As engineers, both Barnard and Brawn could appreciate these mechanical concerns perhaps far more that the aerodynamicists; certainly the 1991 and later Benettons seem to suggest this. In Formula One, everything is a compromise.
The biggest advancement on the B192 (apart from the introduction of two-piece brake ducts) was the installation of the front dampers. They were mounted on top of the chassis and covered by an easily removable carbon panel. As far as Benetton was concerned, this was a major breakthrough. The B190 had dampers mounted inside the chassis, in an X-pattern: the bottom-mounting of the right damper attached to the left of the chassis, the left damper to the right of the chassis, allowing the driver’s legs to pass underneath. Access to the springs was gained by the two holes in the chassis where the top mountings of the dampers attached to the push-rods. All very awkward.

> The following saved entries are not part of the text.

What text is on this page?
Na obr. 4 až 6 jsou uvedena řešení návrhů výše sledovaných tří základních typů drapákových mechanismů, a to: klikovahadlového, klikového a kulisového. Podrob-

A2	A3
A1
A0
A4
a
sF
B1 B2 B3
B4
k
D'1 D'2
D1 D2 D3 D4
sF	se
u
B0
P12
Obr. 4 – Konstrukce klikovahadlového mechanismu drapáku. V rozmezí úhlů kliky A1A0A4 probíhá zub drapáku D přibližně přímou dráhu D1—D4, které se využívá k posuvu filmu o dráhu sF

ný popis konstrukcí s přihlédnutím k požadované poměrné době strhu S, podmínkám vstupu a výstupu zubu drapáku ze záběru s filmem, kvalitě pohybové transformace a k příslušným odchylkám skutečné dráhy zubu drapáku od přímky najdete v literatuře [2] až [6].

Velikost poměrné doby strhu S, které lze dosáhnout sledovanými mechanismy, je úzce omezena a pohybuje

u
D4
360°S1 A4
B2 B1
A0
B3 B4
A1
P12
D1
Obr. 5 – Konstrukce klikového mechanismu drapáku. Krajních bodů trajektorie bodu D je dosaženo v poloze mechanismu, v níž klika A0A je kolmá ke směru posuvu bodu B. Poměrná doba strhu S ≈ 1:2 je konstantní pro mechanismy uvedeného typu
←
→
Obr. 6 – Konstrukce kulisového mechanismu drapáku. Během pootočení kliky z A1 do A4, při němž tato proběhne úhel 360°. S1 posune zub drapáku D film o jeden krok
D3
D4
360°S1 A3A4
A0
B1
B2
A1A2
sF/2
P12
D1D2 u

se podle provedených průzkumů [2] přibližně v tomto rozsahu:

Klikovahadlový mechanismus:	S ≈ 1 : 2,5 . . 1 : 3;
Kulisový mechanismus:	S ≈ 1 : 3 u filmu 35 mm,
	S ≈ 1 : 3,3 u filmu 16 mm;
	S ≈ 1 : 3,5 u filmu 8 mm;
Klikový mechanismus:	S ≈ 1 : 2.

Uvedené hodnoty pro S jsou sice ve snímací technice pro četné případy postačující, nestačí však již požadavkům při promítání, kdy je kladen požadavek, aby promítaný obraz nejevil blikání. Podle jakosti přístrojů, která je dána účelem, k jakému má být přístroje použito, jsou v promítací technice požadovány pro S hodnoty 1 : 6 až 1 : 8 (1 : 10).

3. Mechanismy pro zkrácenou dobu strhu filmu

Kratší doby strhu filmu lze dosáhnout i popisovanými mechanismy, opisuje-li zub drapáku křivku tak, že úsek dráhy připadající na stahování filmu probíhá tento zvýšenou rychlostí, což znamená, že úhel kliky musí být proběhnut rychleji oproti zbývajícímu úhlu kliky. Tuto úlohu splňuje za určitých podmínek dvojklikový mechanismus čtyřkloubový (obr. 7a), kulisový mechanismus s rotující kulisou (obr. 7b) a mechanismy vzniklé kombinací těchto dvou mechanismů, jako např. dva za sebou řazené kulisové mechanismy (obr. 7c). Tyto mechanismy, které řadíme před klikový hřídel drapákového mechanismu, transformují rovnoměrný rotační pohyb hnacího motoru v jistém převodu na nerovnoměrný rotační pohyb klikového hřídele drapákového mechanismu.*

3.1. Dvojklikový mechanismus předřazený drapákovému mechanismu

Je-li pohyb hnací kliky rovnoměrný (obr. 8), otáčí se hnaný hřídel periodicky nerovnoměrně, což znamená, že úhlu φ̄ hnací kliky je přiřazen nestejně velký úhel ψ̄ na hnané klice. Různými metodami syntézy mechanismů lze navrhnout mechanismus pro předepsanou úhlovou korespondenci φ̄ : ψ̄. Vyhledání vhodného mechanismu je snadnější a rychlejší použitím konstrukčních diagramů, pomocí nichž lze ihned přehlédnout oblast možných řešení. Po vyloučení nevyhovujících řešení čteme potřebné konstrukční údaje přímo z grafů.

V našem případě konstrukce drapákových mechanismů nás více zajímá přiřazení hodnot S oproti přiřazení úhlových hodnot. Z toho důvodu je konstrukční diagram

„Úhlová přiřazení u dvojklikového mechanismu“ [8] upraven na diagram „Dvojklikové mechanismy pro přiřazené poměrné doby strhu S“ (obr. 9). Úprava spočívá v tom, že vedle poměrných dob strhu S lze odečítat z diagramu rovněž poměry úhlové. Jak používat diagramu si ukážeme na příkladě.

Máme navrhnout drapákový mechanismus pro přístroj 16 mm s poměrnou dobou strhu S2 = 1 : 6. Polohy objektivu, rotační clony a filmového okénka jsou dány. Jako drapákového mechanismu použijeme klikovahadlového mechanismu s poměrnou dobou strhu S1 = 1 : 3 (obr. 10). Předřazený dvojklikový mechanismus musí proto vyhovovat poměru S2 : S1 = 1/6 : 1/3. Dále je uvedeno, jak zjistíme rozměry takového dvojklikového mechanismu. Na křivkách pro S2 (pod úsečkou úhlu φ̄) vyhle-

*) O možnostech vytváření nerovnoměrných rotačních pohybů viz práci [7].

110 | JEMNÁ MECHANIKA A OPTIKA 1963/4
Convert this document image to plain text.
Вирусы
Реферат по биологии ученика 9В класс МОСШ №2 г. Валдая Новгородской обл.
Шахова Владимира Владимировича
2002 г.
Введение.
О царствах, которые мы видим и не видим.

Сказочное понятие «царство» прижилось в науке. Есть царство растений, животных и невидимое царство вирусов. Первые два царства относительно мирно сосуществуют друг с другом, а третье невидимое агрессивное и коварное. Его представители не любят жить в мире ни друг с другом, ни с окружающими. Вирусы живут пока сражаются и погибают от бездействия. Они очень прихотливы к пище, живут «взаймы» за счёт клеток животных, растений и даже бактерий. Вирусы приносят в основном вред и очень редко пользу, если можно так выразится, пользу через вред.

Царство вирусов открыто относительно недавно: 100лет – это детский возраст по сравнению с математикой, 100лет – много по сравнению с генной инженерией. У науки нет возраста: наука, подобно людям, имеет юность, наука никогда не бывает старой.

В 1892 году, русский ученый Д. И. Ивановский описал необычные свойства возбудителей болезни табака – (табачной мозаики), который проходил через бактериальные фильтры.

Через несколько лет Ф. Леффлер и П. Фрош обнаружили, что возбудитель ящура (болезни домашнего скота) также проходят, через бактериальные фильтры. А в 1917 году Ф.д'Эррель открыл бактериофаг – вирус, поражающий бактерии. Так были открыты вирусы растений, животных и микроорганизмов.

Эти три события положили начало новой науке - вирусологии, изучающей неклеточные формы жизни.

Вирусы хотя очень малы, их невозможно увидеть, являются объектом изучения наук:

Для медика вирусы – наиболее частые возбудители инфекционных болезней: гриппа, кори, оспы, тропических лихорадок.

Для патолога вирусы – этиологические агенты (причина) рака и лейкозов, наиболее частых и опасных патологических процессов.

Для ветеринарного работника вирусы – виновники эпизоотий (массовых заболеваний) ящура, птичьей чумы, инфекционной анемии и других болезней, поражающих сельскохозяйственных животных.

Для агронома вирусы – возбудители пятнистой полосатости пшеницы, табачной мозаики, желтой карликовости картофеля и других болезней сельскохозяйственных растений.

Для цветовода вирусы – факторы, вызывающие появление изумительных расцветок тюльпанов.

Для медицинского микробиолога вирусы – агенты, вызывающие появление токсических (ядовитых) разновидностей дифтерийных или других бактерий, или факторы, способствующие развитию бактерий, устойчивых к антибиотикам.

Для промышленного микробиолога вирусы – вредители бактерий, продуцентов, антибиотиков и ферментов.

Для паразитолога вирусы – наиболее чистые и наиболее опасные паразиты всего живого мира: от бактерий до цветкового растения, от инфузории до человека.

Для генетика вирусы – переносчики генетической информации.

The B191 was even worse, but there was good reason for it. The 1991 car had the dampers running parallel and above the drivers’ legs. Gaining access to them in order to change the springs, the bump-rubbers or the ride-height involved the rather intimate business of sticking one’s arms in between the driver’s legs and groping around, unable to see, with one’s head resting in the driver’s lap. All rather undignified. The reason for this was that John Barnard had originally intended the B191 to be an active car. Hence, after the actuators had been initially fitted at the factory, there would have been no need to adjust them during the practice and qualifying sessions; all that would have been done via an engineer’s computer. However, as we now know, the B191 was late coming into production and the active programme was shelved in order to try and meet the immovable deadlines of the season. The solution was to fit dampers and springs instead of hydraulic actuators, temporarily turning the suspension into a passive system, but because of all the political upheaval it was a temporary solution which lasted for the entire life of the car.
On the B192, having the dampers mounted atop the chassis was bliss. No further need to stick one’s head inside the cockpit, only to hear Nelson fart and have to listen to him crack up with laughter while one was delving in between his legs, unable to move for fresh air for fear of dropping the spring or a bolt inside the chassis. What a relief! Thankfully, Nelson’s replacement, Martin Brundle, never struck me as the sort of chap who would expel gas on to his mechanics but, nevertheless, being able to readily see and adjust the dampers and not having to blindly grope between the driver’s legs made for altogether more dignified working conditions.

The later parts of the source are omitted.